Англичанин оказался прав. Когда чемодан, наконец, распахнулся, из него вывалились плотно запечатанные пакеты. Они вскрыли их все — но ни в одном из них не было денег. Только письма. Да консервная банка с солониной, которую Черный с отвращением забросил в угол подвала.
Пабло пришел в бешенство, увидев распотрошенный чемодан и обрывки пакетов.
— Без меня! Как! Как вы посмели вскрыть без меня!
— Кто ж виноват, что тебя тут не было, — ответил Черный. — И не хватайся за пушку. Я не люблю, когда меня пугают.
Пабло еще раз переворошил гору рваной бумаги.
— Вот же рогоносцы! Не могли вложить в конверт хотя бы доллар! — Он встал, отряхивая руки. — Я уезжаю. Черный, запрешь этого типа здесь. Лестницу поднимешь, чтоб он не удрал. Еду и воду будешь подавать на веревке.
Англичанин встал, сжимая в руках тяжелый молоток:
— Ребята, Джерико сказал, что мы друзья. С друзьями так не поступают. Я вам не раб. И вы меня не купили.

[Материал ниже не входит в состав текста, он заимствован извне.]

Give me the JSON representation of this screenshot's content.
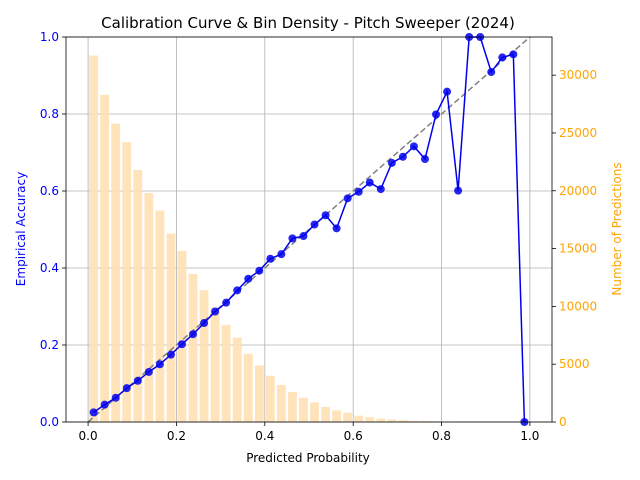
{
  "chart_data": {
    "type": "line+bar",
    "title": "Calibration Curve & Bin Density - Pitch Sweeper (2024)",
    "xlabel": "Predicted Probability",
    "ylabel_left": "Empirical Accuracy",
    "ylabel_right": "Number of Predictions",
    "xlim": [
      -0.05,
      1.05
    ],
    "ylim_left": [
      0,
      1.0
    ],
    "ylim_right": [
      0,
      33300
    ],
    "x_ticks": [
      "0.0",
      "0.2",
      "0.4",
      "0.6",
      "0.8",
      "1.0"
    ],
    "x_tick_values": [
      0.0,
      0.2,
      0.4,
      0.6,
      0.8,
      1.0
    ],
    "y_left_ticks": [
      "0.0",
      "0.2",
      "0.4",
      "0.6",
      "0.8",
      "1.0"
    ],
    "y_left_tick_values": [
      0.0,
      0.2,
      0.4,
      0.6,
      0.8,
      1.0
    ],
    "y_right_ticks": [
      "0",
      "5000",
      "10000",
      "15000",
      "20000",
      "25000",
      "30000"
    ],
    "y_right_tick_values": [
      0,
      5000,
      10000,
      15000,
      20000,
      25000,
      30000
    ],
    "grid": true,
    "colors": {
      "calibration": "#0000ee",
      "reference": "#808080",
      "bars": "#ffe0b2",
      "left_axis": "#0000ff",
      "right_axis": "#ffa500"
    },
    "bins_x": [
      0.0125,
      0.0375,
      0.0625,
      0.0875,
      0.1125,
      0.1375,
      0.1625,
      0.1875,
      0.2125,
      0.2375,
      0.2625,
      0.2875,
      0.3125,
      0.3375,
      0.3625,
      0.3875,
      0.4125,
      0.4375,
      0.4625,
      0.4875,
      0.5125,
      0.5375,
      0.5625,
      0.5875,
      0.6125,
      0.6375,
      0.6625,
      0.6875,
      0.7125,
      0.7375,
      0.7625,
      0.7875,
      0.8125,
      0.8375,
      0.8625,
      0.8875,
      0.9125,
      0.9375,
      0.9625,
      0.9875
    ],
    "counts": [
      31700,
      28300,
      25800,
      24200,
      21800,
      19800,
      18300,
      16300,
      14800,
      12800,
      11400,
      9900,
      8400,
      7300,
      5900,
      4900,
      4000,
      3200,
      2600,
      2100,
      1700,
      1300,
      1000,
      800,
      550,
      420,
      300,
      220,
      160,
      110,
      75,
      50,
      35,
      25,
      15,
      10,
      6,
      4,
      2,
      1
    ],
    "calibration": {
      "name": "",
      "x": [
        0.0125,
        0.0375,
        0.0625,
        0.0875,
        0.1125,
        0.1375,
        0.1625,
        0.1875,
        0.2125,
        0.2375,
        0.2625,
        0.2875,
        0.3125,
        0.3375,
        0.3625,
        0.3875,
        0.4125,
        0.4375,
        0.4625,
        0.4875,
        0.5125,
        0.5375,
        0.5625,
        0.5875,
        0.6125,
        0.6375,
        0.6625,
        0.6875,
        0.7125,
        0.7375,
        0.7625,
        0.7875,
        0.8125,
        0.8375,
        0.8625,
        0.8875,
        0.9125,
        0.9375,
        0.9625,
        0.9875
      ],
      "y": [
        0.025,
        0.045,
        0.063,
        0.088,
        0.107,
        0.13,
        0.15,
        0.175,
        0.202,
        0.228,
        0.257,
        0.287,
        0.31,
        0.342,
        0.372,
        0.393,
        0.424,
        0.436,
        0.477,
        0.483,
        0.513,
        0.537,
        0.503,
        0.581,
        0.598,
        0.622,
        0.605,
        0.673,
        0.689,
        0.716,
        0.683,
        0.799,
        0.858,
        0.601,
        1.0,
        1.0,
        0.909,
        0.947,
        0.955,
        0.0
      ]
    },
    "reference_line": {
      "x": [
        0,
        1
      ],
      "y": [
        0,
        1
      ]
    }
  }
}
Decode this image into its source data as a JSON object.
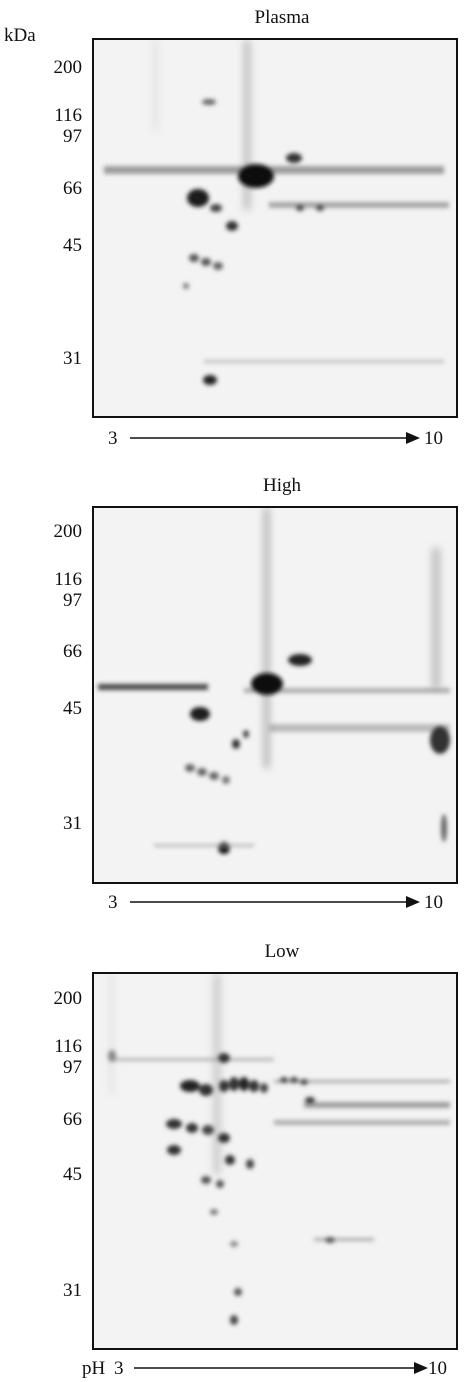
{
  "axis_unit": "kDa",
  "ph_label": "pH",
  "panels": [
    {
      "title": "Plasma",
      "mw_markers": [
        "200",
        "116",
        "97",
        "66",
        "45",
        "31"
      ],
      "ph_start": "3",
      "ph_end": "10"
    },
    {
      "title": "High",
      "mw_markers": [
        "200",
        "116",
        "97",
        "66",
        "45",
        "31"
      ],
      "ph_start": "3",
      "ph_end": "10"
    },
    {
      "title": "Low",
      "mw_markers": [
        "200",
        "116",
        "97",
        "66",
        "45",
        "31"
      ],
      "ph_start": "3",
      "ph_end": "10"
    }
  ],
  "colors": {
    "frame": "#111111",
    "gel_bg": "#f1f1f1",
    "spot": "#1a1a1a"
  }
}
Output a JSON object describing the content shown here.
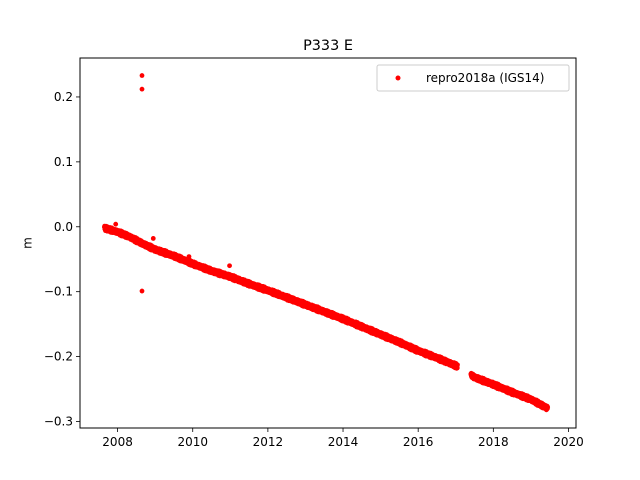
{
  "chart_data": {
    "type": "scatter",
    "title": "P333 E",
    "xlabel": "",
    "ylabel": "m",
    "xlim": [
      2007.0,
      2020.2
    ],
    "ylim": [
      -0.31,
      0.26
    ],
    "xticks": [
      2008,
      2010,
      2012,
      2014,
      2016,
      2018,
      2020
    ],
    "xtick_labels": [
      "2008",
      "2010",
      "2012",
      "2014",
      "2016",
      "2018",
      "2020"
    ],
    "yticks": [
      -0.3,
      -0.2,
      -0.1,
      0.0,
      0.1,
      0.2
    ],
    "ytick_labels": [
      "−0.3",
      "−0.2",
      "−0.1",
      "0.0",
      "0.1",
      "0.2"
    ],
    "grid": false,
    "legend_position": "top-right",
    "series": [
      {
        "name": "repro2018a (IGS14)",
        "color": "#ff0000",
        "marker": "circle",
        "trend": {
          "x": [
            2007.65,
            2008.0,
            2008.3,
            2008.7,
            2009.0,
            2009.5,
            2010.0,
            2010.5,
            2011.0,
            2011.5,
            2012.0,
            2012.5,
            2013.0,
            2013.5,
            2014.0,
            2014.5,
            2015.0,
            2015.5,
            2016.0,
            2016.5,
            2017.0,
            2017.2,
            2017.5,
            2018.0,
            2018.5,
            2019.0,
            2019.45
          ],
          "y": [
            -0.002,
            -0.008,
            -0.015,
            -0.027,
            -0.035,
            -0.045,
            -0.057,
            -0.068,
            -0.077,
            -0.088,
            -0.098,
            -0.109,
            -0.12,
            -0.131,
            -0.142,
            -0.154,
            -0.166,
            -0.178,
            -0.191,
            -0.202,
            -0.214,
            -0.22,
            -0.232,
            -0.243,
            -0.255,
            -0.266,
            -0.28
          ]
        },
        "gaps": [
          [
            2017.05,
            2017.4
          ]
        ],
        "outliers": [
          {
            "x": 2008.65,
            "y": 0.233
          },
          {
            "x": 2008.65,
            "y": 0.212
          },
          {
            "x": 2008.65,
            "y": -0.099
          },
          {
            "x": 2008.95,
            "y": -0.018
          },
          {
            "x": 2009.9,
            "y": -0.046
          },
          {
            "x": 2010.98,
            "y": -0.06
          },
          {
            "x": 2007.95,
            "y": 0.004
          }
        ]
      }
    ]
  }
}
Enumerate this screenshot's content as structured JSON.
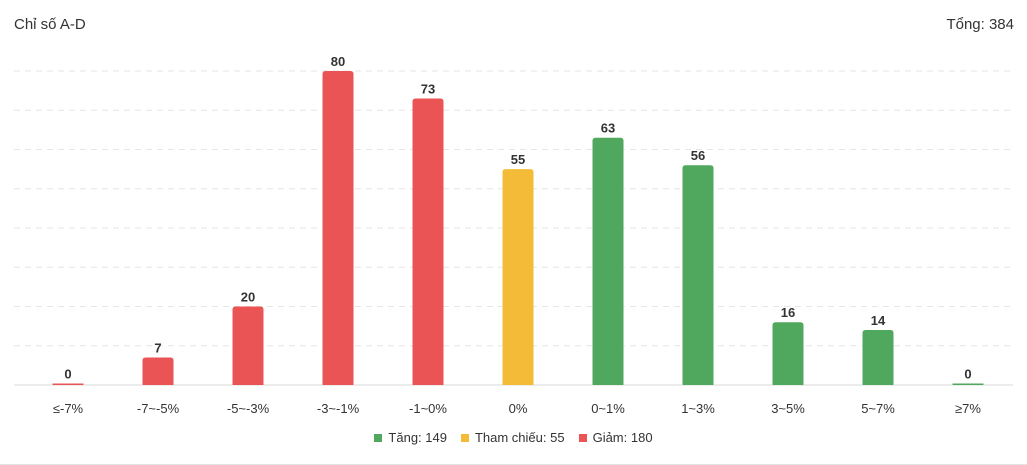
{
  "header": {
    "title": "Chỉ số A-D",
    "total": "Tổng: 384"
  },
  "colors": {
    "up": "#4fa85e",
    "ref": "#f3bb37",
    "down": "#ea5455"
  },
  "chart_data": {
    "type": "bar",
    "categories": [
      "≤-7%",
      "-7~-5%",
      "-5~-3%",
      "-3~-1%",
      "-1~0%",
      "0%",
      "0~1%",
      "1~3%",
      "3~5%",
      "5~7%",
      "≥7%"
    ],
    "values": [
      0,
      7,
      20,
      80,
      73,
      55,
      63,
      56,
      16,
      14,
      0
    ],
    "bar_groups": [
      "down",
      "down",
      "down",
      "down",
      "down",
      "ref",
      "up",
      "up",
      "up",
      "up",
      "up"
    ],
    "ylim": [
      0,
      80
    ],
    "grid": true,
    "legend": [
      {
        "key": "up",
        "label": "Tăng: 149"
      },
      {
        "key": "ref",
        "label": "Tham chiếu: 55"
      },
      {
        "key": "down",
        "label": "Giảm: 180"
      }
    ],
    "legend_position": "bottom"
  }
}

— Да, мы друзья, но лучше не спорь с нами, — сказал Черный, поднимаясь вслед за Пабло.
Они вытянули лестницу и захлопнули крышку.
— На кой черт он нам нужен? — спросил Черный.
— Джерико, наверно, что-то придумал. Наверно, скоро ему понадобится открыть какой-нибудь сейф. Англичанин будет работать вместо Родригеса.
— А если он не станет работать?
— Станет. Просто от скуки, — заявил Пабло. — Знаю я таких. Не могут сидеть без дела. Порода такая.
9
Эль-Пасо по-испански значит «проход», «тропа». В этом месте, действительно, проходила удобная тропа, соединяющая южные плоскогорья с северными прериями. Здесь горы расступались, и Рио-Гранде текла широко и спокойно, не сопротивляясь людям, что пересекали ее вброд. Веками люди использовали это место не только как переход, но и как рыночную площадь, да и просто как место сбора.
На южном берегу реки люди селились с давних пор. Другой берег начали осваивать переселенцы из Штатов, когда еще земли к северу от Рио-Гранде принадлежали Мексике. Тогда никто не возражал против пришельцев. Требовалось только, чтобы они называли себя католиками и могли хоть немного изъясняться по-испански.